Aberta a lagosta com o seu sumo que tem dentro do carro e com algum

coral e carne do pescoço, se pique, ou corte à faca e se lhe ajunte pouco

pão de rala, azeite, pimento, cebola picada, salsa, uma gota de vinho

branco e vinagre, o que baste para o tempero, se fará com uma e outra

coisa um modo de picado, o que baste para se encher o carro da lagosta

e, depois de estar cheio, se mande ao forno a corar com pão ralado por

cima e se mande à mesa como o mesmo carro

O mesmo é santola

O mesmo é sapateira

E o mesmo é caranguejos, ajuntando-lhe alguma coisa de peixe. (P. 63,

64)

Receita para abóbora de agraço ou limão

Limpa que seja a abóbora e cortada muito bem miúda, se lançará em

uma pouca de manteiga ou azeite segundo sua quantidade, com uma

cebola picada e refogada que seja.

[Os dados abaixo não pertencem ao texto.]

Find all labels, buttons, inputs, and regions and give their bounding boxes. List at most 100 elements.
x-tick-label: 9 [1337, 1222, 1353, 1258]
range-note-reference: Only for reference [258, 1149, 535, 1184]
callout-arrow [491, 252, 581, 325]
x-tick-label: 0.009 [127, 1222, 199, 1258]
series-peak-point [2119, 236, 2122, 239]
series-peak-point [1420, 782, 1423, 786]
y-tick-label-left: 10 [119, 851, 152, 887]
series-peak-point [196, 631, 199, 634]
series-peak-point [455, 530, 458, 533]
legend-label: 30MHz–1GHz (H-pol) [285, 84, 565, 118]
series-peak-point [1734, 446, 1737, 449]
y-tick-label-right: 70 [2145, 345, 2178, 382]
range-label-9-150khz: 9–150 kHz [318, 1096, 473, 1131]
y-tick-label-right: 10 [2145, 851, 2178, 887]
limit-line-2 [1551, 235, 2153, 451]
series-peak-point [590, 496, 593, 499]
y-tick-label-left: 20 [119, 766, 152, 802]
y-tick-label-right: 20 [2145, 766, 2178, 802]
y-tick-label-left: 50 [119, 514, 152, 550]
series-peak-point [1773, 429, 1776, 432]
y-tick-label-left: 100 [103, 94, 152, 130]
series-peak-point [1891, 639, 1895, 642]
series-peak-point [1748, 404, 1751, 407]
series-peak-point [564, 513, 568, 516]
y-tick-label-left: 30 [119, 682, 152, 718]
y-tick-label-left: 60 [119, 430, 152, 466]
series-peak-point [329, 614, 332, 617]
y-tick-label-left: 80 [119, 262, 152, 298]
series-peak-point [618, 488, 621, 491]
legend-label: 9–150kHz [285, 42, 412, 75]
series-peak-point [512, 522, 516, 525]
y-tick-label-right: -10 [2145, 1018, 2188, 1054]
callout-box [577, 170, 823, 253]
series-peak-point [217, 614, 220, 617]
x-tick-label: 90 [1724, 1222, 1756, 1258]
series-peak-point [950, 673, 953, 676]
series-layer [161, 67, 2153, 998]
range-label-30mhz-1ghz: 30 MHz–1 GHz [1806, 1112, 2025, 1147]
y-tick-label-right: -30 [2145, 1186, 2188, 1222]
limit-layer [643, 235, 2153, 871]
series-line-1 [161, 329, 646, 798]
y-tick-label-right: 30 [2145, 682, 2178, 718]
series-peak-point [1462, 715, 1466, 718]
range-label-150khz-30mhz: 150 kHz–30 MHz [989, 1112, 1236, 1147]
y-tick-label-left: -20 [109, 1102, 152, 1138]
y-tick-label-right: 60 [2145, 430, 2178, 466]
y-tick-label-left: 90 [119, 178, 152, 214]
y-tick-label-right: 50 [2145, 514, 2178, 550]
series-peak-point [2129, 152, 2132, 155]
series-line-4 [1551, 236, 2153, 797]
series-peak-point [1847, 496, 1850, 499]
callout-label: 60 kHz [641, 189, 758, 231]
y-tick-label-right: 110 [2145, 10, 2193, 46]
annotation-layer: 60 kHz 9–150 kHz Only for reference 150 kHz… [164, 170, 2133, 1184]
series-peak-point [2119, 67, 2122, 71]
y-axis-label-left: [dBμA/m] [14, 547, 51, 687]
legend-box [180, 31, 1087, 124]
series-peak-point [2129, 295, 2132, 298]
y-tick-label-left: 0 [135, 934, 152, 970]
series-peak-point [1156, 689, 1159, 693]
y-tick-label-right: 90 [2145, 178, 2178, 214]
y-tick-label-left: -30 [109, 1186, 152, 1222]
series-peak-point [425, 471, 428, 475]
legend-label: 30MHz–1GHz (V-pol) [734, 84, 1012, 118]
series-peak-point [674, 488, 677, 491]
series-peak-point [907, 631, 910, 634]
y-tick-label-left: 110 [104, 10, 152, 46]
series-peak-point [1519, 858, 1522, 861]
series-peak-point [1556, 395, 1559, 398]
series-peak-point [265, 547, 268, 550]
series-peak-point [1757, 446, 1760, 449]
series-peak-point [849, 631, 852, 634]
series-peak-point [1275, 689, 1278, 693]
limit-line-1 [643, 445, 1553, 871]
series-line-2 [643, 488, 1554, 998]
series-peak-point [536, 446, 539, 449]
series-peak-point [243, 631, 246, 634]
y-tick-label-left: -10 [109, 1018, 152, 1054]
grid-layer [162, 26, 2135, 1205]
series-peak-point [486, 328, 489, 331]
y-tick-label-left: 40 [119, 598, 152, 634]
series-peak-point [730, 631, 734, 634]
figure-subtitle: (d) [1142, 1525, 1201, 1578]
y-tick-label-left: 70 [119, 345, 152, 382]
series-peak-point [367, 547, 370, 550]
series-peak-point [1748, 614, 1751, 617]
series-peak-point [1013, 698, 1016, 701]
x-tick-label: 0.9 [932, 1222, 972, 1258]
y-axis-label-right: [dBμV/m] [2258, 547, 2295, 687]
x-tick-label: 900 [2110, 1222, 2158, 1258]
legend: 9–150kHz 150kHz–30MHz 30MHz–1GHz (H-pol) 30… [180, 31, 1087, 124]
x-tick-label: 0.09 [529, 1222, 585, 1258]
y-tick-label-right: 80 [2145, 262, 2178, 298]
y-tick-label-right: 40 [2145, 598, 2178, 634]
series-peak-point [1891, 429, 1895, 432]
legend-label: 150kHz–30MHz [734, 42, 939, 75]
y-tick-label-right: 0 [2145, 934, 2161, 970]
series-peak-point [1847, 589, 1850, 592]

Se lhe bote água quente, a que baste

para cozer segundo a quantidade e, temperada, se terá o sumo de

agraço espremido com gemas de ovos, mais ou menos segundo a sua

quantidade e, junto com uns pós de açúcar segundo a quantidade pedir,

se incorpore como quem incorpora um fricassé e, incorporado, se mande

à mesa.

E se não houver agraço, em lugar dele, limão azedo. (P. 64, 65)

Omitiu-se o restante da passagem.